Introduction to Accelerated Scan
The Accelerated Scan project offers a groundbreaking algorithm designed to perform highly efficient first-order parallel associative scans on GPU systems. The implementations are particularly beneficial for complex computations in areas like state space models and linear recurrent neural networks (RNNs).
What is an Associative Scan?
An associative scan is a computational technique used to solve first-order recurrences of the form x[t] = gate[t] * x[t-1] + token[t]
. These types of calculations are prevalent in signal processing and machine learning models where current states rely on previous ones.
Key Features
- Speed: The accelerated scan is crafted to be one of the fastest implementations available for this type of operation, making full use of GPU technology to boost performance.
- Architecture: It uses a unique chunked processing algorithm that leverages the powerful GPU communication primitives. Within a thread block, operations are quicker due to warp shuffles between threads, while shared memory facilities enable efficient inter-thread block communication.
- Flexibility: Supports sequence processing in batches where sequence lengths can range between 32 and 65536 — all of which must be a power of two. The flexibility offered makes it adaptable to different problem sizes and computing needs.
Different Implementation Approaches
- accelerated_scan.warp: This version uses a CUDA kernel written in C++. It is optimized for speed and is designed to outperform even standard GPU libraries like CUB.
- accelerated_scan.triton: Utilizes Triton's tl.associative_scan primitive. This implementation requires Triton version 2.2 due to its advanced feature support.
- accelerated_scan.ref: A reference implementation in PyTorch, which is slower but ensures numerical equivalence and reliability for experimental purposes.
How to Get Started
Begin by installing the package via pip:
pip install accelerated-scan
Here's a basic example of how to use the package:
import torch
from accelerated_scan.warp import scan
batch_size, dim, seqlen = 3, 1536, 4096
gates = 0.999 + 0.001 * torch.rand(batch_size, dim, seqlen, device="cuda")

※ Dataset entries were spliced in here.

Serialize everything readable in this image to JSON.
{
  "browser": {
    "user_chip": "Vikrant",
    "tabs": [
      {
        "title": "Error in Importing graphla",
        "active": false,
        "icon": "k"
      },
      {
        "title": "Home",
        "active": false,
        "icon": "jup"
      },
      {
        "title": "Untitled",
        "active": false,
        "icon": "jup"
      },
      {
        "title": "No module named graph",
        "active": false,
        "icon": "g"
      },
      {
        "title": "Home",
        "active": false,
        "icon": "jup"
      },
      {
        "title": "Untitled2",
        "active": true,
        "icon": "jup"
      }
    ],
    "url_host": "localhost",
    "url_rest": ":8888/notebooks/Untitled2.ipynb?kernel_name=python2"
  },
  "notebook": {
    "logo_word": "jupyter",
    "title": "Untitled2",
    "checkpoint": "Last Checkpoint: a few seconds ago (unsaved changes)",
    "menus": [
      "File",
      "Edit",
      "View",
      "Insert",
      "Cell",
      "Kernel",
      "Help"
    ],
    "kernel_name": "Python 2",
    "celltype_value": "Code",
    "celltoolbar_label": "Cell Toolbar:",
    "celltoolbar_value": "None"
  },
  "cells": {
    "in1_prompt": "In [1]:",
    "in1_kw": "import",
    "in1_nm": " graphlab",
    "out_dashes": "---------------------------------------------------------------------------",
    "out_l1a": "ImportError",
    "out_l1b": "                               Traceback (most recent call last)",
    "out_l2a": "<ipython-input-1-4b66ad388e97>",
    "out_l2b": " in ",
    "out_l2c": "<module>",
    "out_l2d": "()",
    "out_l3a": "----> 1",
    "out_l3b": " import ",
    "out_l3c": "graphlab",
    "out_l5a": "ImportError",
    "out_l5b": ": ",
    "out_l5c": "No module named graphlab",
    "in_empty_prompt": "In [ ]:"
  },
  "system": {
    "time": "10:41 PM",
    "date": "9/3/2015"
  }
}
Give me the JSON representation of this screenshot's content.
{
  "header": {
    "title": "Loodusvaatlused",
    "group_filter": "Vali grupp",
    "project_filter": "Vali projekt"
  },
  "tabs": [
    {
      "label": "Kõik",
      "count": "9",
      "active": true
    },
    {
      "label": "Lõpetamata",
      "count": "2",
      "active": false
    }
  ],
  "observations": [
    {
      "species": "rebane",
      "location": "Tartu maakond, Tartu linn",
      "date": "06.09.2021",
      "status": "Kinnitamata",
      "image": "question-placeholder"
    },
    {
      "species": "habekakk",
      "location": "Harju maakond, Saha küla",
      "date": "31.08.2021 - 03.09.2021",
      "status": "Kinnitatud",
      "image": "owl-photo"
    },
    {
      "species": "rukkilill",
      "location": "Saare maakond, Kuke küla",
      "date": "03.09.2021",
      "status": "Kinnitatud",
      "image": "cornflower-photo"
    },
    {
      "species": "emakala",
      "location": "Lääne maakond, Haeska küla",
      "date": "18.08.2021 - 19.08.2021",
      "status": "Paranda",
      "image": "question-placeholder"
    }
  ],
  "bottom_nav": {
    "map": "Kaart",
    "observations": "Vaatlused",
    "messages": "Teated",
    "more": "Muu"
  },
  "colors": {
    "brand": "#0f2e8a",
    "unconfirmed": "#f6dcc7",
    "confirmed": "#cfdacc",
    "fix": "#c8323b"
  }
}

tokens = torch.rand(batch_size, dim, seqlen, device="cuda")
out = scan(gates, tokens)
This snippet demonstrates setting up the problem parameters and executing a scan using the accelerated_scan.warp
module.
Performance Benchmarking
In performance benchmarks, the Accelerated Scan demonstrates significant speed advantages over standard methods especially as the sequence length increases. For instance, with sequence lengths of 65536, the accelerated_scan.warp
method completes operations in a mere 11.3 units of time, outperforming reference methods and even Triton implementations by a substantial margin.
Notes on Precision
There are some considerations regarding precision, particularly when both gates and tokens are sampled from a uniform distribution between 0 and 1. The precision inaccuracies can become noticeable in floating-point operations, notably with bfloat16 precision, which is a tradeoff for performance in high-complexity environments.
In summary, the Accelerated Scan provides an exceptionally fast and efficient solution for first-order recurrence calculations on GPUs, supporting substantial performance improvements for applications in machine learning and computational models that require heavy data processing.